多彩なブースが並び、親子連れでにぎわった「アスフェス」=3日、高浜町事代の城山公園

 福井県高浜町のよりよい未来を考える若者グループ「高浜明日研究所」は3日、同町事代の城山公園を舞台にまちづくりイベント「USFES(アスフェス)」を初開催した。桜舞い散る広場は絶好の行楽日和で、大勢の来場者が訪れた。新名物を目指して児童が考案したスイーツ、町内飲食店のオリジナルグルメに舌鼓をうち、高浜をよくするアイデアの総選挙に清き1票を投じた。
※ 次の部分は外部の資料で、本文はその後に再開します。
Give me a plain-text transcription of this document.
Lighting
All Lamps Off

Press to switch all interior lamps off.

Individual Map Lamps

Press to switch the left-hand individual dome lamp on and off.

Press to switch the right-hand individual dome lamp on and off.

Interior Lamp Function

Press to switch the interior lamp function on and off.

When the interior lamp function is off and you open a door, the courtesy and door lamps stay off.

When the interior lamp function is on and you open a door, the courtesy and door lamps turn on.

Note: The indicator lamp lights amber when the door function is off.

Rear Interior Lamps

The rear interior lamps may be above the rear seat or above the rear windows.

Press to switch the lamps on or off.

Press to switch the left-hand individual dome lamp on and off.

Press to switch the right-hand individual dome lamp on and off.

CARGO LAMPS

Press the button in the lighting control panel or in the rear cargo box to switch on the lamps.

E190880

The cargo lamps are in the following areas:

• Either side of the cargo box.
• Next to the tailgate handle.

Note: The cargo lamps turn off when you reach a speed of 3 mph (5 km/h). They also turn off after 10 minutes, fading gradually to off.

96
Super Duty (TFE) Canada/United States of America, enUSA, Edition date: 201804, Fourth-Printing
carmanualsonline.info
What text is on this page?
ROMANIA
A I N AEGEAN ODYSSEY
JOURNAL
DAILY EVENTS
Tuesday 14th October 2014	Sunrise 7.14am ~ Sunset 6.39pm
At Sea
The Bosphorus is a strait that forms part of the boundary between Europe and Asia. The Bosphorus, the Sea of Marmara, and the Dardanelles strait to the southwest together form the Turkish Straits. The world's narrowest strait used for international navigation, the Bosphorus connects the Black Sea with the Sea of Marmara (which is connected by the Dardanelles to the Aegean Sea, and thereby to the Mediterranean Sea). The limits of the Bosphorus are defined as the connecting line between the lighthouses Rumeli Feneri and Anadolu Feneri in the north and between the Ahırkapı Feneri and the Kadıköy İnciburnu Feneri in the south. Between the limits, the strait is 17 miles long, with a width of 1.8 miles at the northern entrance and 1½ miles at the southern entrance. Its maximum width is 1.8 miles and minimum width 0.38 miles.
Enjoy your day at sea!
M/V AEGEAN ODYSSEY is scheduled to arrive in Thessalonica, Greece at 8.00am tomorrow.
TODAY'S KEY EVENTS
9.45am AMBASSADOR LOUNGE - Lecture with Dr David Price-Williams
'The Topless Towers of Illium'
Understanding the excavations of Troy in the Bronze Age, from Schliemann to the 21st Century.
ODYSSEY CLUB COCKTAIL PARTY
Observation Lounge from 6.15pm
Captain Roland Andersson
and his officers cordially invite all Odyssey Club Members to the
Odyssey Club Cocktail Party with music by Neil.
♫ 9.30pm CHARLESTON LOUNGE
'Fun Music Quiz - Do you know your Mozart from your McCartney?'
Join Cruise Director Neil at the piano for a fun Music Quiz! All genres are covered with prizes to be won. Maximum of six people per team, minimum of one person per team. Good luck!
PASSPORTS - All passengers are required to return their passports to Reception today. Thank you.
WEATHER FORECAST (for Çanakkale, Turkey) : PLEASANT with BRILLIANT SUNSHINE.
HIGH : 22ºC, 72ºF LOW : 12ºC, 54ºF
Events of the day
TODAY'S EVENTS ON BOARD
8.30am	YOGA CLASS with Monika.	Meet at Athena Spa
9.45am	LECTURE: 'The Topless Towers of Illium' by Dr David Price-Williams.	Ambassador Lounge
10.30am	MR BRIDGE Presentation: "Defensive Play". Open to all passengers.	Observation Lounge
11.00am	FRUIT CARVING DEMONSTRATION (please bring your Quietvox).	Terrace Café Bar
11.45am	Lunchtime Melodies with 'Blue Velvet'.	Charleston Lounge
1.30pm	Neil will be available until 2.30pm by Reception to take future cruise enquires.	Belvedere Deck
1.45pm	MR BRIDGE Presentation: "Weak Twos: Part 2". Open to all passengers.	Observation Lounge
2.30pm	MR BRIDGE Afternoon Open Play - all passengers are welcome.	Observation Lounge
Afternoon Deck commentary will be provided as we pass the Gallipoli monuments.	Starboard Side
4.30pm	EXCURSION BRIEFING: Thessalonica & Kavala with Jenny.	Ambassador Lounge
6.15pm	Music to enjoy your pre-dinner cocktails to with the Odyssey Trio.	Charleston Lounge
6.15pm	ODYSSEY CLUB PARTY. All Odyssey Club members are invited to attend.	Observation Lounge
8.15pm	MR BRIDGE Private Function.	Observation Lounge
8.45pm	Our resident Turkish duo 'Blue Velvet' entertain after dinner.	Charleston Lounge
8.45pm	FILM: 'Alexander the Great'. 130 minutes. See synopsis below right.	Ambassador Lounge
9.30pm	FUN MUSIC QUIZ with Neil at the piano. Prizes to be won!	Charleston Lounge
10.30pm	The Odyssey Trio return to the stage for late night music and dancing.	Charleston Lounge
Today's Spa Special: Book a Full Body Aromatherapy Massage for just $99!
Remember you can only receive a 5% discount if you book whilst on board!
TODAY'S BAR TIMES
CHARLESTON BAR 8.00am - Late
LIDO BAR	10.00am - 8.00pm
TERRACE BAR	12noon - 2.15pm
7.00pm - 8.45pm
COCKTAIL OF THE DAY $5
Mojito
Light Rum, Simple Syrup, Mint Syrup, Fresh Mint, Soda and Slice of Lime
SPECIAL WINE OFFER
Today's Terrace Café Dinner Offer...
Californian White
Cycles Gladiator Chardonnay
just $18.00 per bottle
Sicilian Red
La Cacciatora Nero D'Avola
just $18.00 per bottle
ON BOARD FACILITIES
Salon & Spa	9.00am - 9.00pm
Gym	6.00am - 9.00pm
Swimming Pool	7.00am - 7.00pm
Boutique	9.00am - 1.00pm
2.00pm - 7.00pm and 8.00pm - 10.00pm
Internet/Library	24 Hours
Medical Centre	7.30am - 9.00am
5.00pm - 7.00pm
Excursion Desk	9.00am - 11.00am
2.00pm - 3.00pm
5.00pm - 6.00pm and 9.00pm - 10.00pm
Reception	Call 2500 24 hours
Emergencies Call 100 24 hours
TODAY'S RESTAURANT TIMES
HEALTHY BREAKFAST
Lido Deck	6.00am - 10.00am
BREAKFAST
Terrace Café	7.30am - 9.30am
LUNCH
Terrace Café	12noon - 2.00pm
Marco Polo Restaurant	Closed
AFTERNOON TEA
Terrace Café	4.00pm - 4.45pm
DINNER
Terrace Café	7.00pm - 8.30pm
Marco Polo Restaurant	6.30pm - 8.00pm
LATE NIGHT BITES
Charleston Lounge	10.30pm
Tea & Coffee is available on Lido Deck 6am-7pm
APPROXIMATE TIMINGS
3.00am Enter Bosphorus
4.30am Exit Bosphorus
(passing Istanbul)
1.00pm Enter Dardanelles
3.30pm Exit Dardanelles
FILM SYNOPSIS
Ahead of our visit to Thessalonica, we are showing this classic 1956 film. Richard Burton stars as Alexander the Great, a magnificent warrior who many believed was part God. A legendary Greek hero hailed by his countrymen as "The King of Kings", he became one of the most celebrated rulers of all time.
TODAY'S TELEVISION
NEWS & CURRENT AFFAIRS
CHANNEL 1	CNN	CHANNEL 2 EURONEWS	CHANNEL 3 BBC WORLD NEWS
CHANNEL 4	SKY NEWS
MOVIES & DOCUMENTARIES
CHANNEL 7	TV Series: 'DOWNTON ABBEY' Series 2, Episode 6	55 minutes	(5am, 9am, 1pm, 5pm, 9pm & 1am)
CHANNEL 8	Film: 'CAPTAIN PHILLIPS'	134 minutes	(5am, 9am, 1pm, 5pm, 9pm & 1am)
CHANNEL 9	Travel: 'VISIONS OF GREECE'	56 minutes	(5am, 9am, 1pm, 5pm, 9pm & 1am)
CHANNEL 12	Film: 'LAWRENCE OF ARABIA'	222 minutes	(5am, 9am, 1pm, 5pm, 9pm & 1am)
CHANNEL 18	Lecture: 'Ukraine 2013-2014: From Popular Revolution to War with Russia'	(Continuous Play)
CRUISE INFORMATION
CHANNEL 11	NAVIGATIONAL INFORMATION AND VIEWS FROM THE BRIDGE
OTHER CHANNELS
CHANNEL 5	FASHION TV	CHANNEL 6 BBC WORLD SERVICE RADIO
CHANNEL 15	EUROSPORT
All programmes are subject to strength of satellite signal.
 同グループは昨年2月ごろ、「高浜にあした、こんな出来事やすてきなものがあったらいいな」を目標に掲げ発足。町内外の若者21人で活動している。

 会場には、いくつもの販売ブースやテントがお目見えし、ロックフェス会場のような空間に。高浜小6年生は、町内農家のブドウ果汁の有効活用策として考案し、同グループと開発したゼリータルトを販売。酢飯オムライスなど、町内飲食店9軒のメニューも並び、買い求める来場者の行列ができた。

 総選挙では、「子どもたちが自由に出入りできる秘密基地を造る」「子どもたちが明日を考えるきっかけをサポートしたい」という、高浜をよくするための二つのアイデアが“一騎打ち”。より多く得票したアイデアを実現するため、イベント売り上げの10%が寄付される仕組みだ。

 このほか、バーベキューコーナーの設置、アイリッシュ音楽の生演奏、サウナテントなどもあり、来場者は緩く春の一日を楽しんでいた。

 同研究所の冨田雄生所長(40)は「年齢を問わず想像以上の人が来てくれてうれしい。あしたできることから始める、そんな動きが広がるきっかけになれば」と話していた。